Roeland Park advances plan that would relax signage restrictions for non-profits, schools and churches

St. Agnes church in Roeland Park has been at the center of debate of the city's temporary sign ordinance.
St. Agnes church in Roeland Park has been at the center of debate of the city’s temporary sign ordinance.

By Holly Cook

Roeland Park schools and churches with multi-building campuses may see more relaxed guidelines on the amount of temporary signs allowed to advertise fundraisers, book fairs and other events if a proposal backed by Mayor Joel Marquardt gains council approval.

Currently a church or school with multiple buildings is allowed the same amount of signage as those with just one building. The updated ordinance, discussed during Monday’s workshop, would allow buildings with at least 2,000 square feet to display up to three signs.

During a January meeting Marquardt said he felt organizations with large campuses were disadvantaged by current sign restrictions.

Councilmembers agreed to forward the ordinance updates to the new business calendar for an upcoming council meeting.

The council also continued its discussion on the separate-but-related issue of updating the special events section of city code to accommodate St. Agnes Catholic Parish’s October display for abortion awareness month. The church’s display of roughly 40 small crosses violates current code which allows organizations to advertise special events by displaying up to three signs for four days.

This was the fifth time the issue has been brought before councilmembers since December.

The latest round of updates would allow an unlimited number of signs to be posted for up to 31 consecutive days for a maximum of 60 days per year. The entire event display could not exceed 500 square feet or 5 percent of the total square feet of the property, whichever is less.

City staff said attorneys representing Roeland Park and St. Agnes supported the proposed changes for temporary signage and special events signage.

However, during Monday’s meeting St. Agnes Attorney Jeanne Gorman said it sounded like city staff was interpreting the definition of a structure within the ordinance differently than what the church had thought. Gorman said she had interpreted the definition to mean the church and its schools could have events according to their own building structure.

“If that’s not the case then St. Agnes would ask for some kind of accommodation,” Gorman said.

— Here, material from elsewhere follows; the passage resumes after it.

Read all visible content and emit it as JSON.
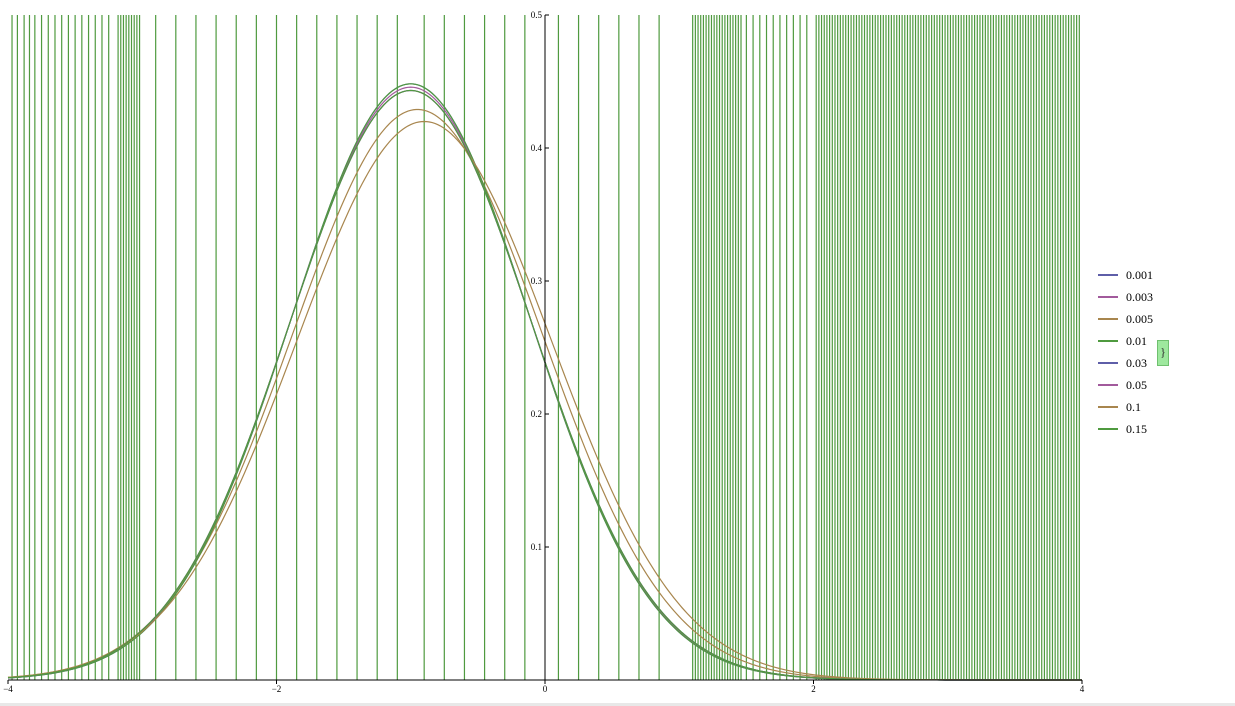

Councilmember Tim Janssen suggested adjusting language so it only restricted signage to a percentage of the total square feet of the property. Marquardt questioned whether that allowance would grant too much signage space.

After a brief discussion with Gorman city staff suggested changing the language so signage restrictions would apply to addresses, instead of structures.

Janssen said the suggestion made sense and asked for a consensus to forward the issue to council. Enough councilmembers signaled their approval and the item was added to new business for an upcoming meeting.